Colliers estimates that around 1.1 million square meters (11.9 million square feet) of new office space is likely to be completed from 2025 to 2027, with about half of these spaces having green and/or sustainable certifications. We encourage landlords to cash in on this rising demand, especially from multinational corporations that require their Philippine units to hold offices within sustainable office towers and advance their parent firms’ adoption of sustainable development and Environmental, Social and Governance (ESG) practices.

Developers should also consider integrating green technologies (GreenTech) to differentiate their projects in the market. These include natural lighting, optimized air quality and rainwater catchment facilities. We also encourage developers to adopt sustainable features with the inclusion of green spaces such as vertical gardens in their upcoming projects. Property firms should also take a more aggressive stance in introducing artificial intelligence (AI) technologies into their residential projects. Colliers also believes that the launch of more property technology (proptech) features will be the norm moving forward. A number of developers have incorporated built-in fiber optic internet connection, videoconferencing areas and flexible workspaces which are suited for work-from-home (WFH) or hybrid working arrangements. We also encourage developers to highlight amenities such as open spaces and activity areas.

DISSECTING THE POPULARITY OF LEISURE-ORIENTED DEVELOPMENTS
The pandemic has highlighted the need for greener, more open spaces. This is a major reason why property firms now offer bigger spaces, whether for condominium or horizontal developments. These projects are classified as upscale and luxury developments based on total contract prices but are among the best-selling projects in the market post-COVID. We expect developers to continue launching similar projects, but the first movers definitely have an advantage.

Colliers Philippines believes that it is imperative for property firms to take advantage of the rising demand for resort-themed projects across the country. For one, these projects are banking on the revival of the Philippine tourism market, which the Marcos administration continues to aggressively promote. The tourism sector remains one of the major job-generating economic sectors of the Philippines, and the government’s emphasis on the sector will substantially benefit developers catering to local and foreign markets.

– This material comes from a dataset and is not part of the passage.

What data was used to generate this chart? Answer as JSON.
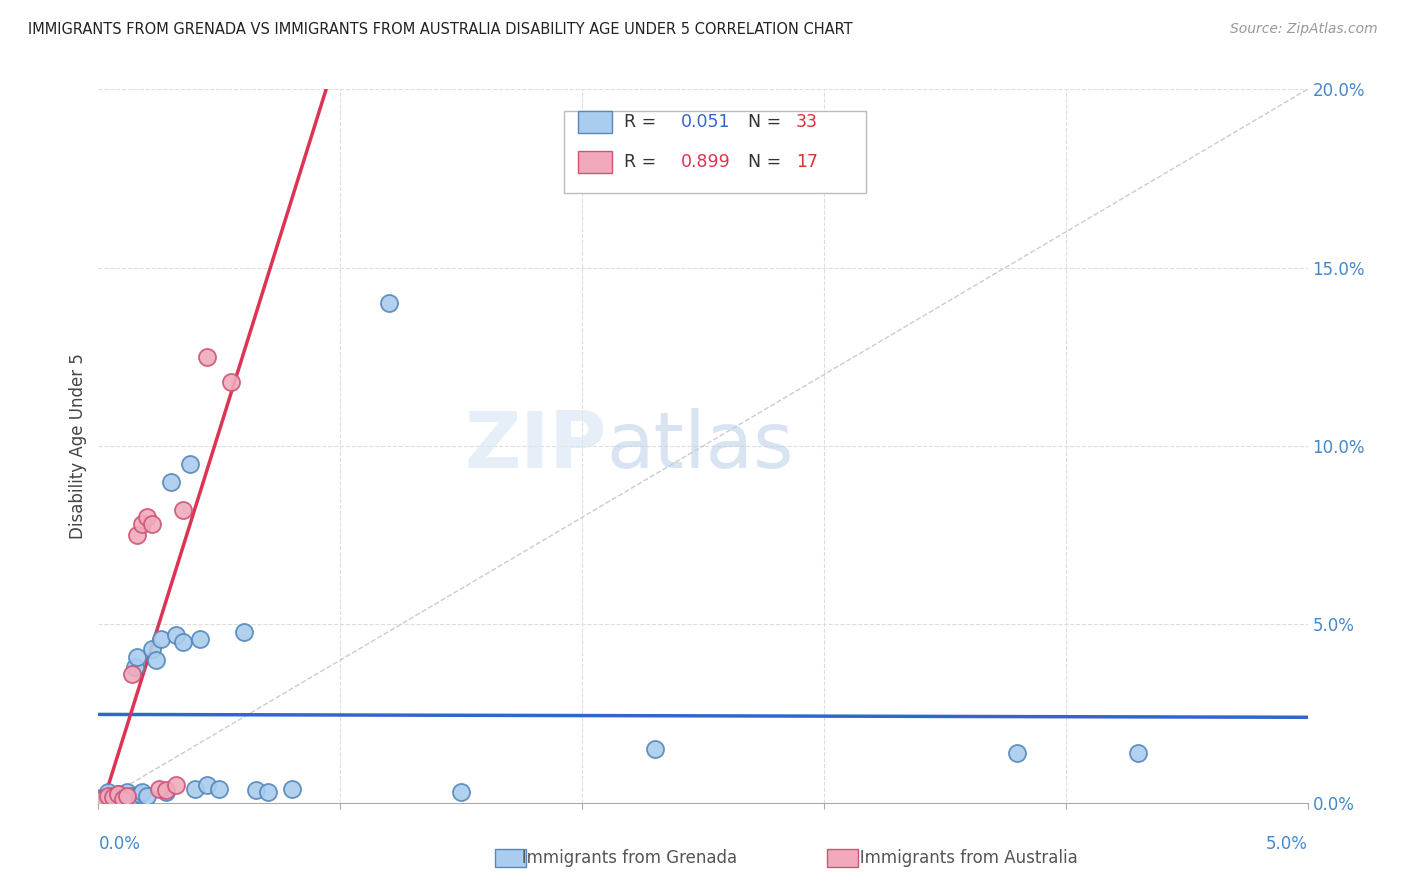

Leisure-themed developments also benefit from improving connectivity. Major projects in the Cavite-Laguna-Batangas (Calaba) corridor, for instance, are taking advantage of improving access from Metro Manila to Southern Luzon. Hordes of people visit their favorite destinations in the south during weekends and holidays, and the ease of travel has been facilitated by the completion of major public projects, including those connecting cities from north to south Luzon.

WHAT TO EXPECT FOR PHILIPPINE PROPERTY MOVING FORWARD
Recalibration is a must for developers to remain relevant.  We see property firms constantly innovating to fully take advantage of opportunities in the market —whether it’s office, residential, retail, leisure, or industrial segment. Evolution is crucial to achieving progression and developers must be on the lookout for the next property segment or location that offers the greatest returns!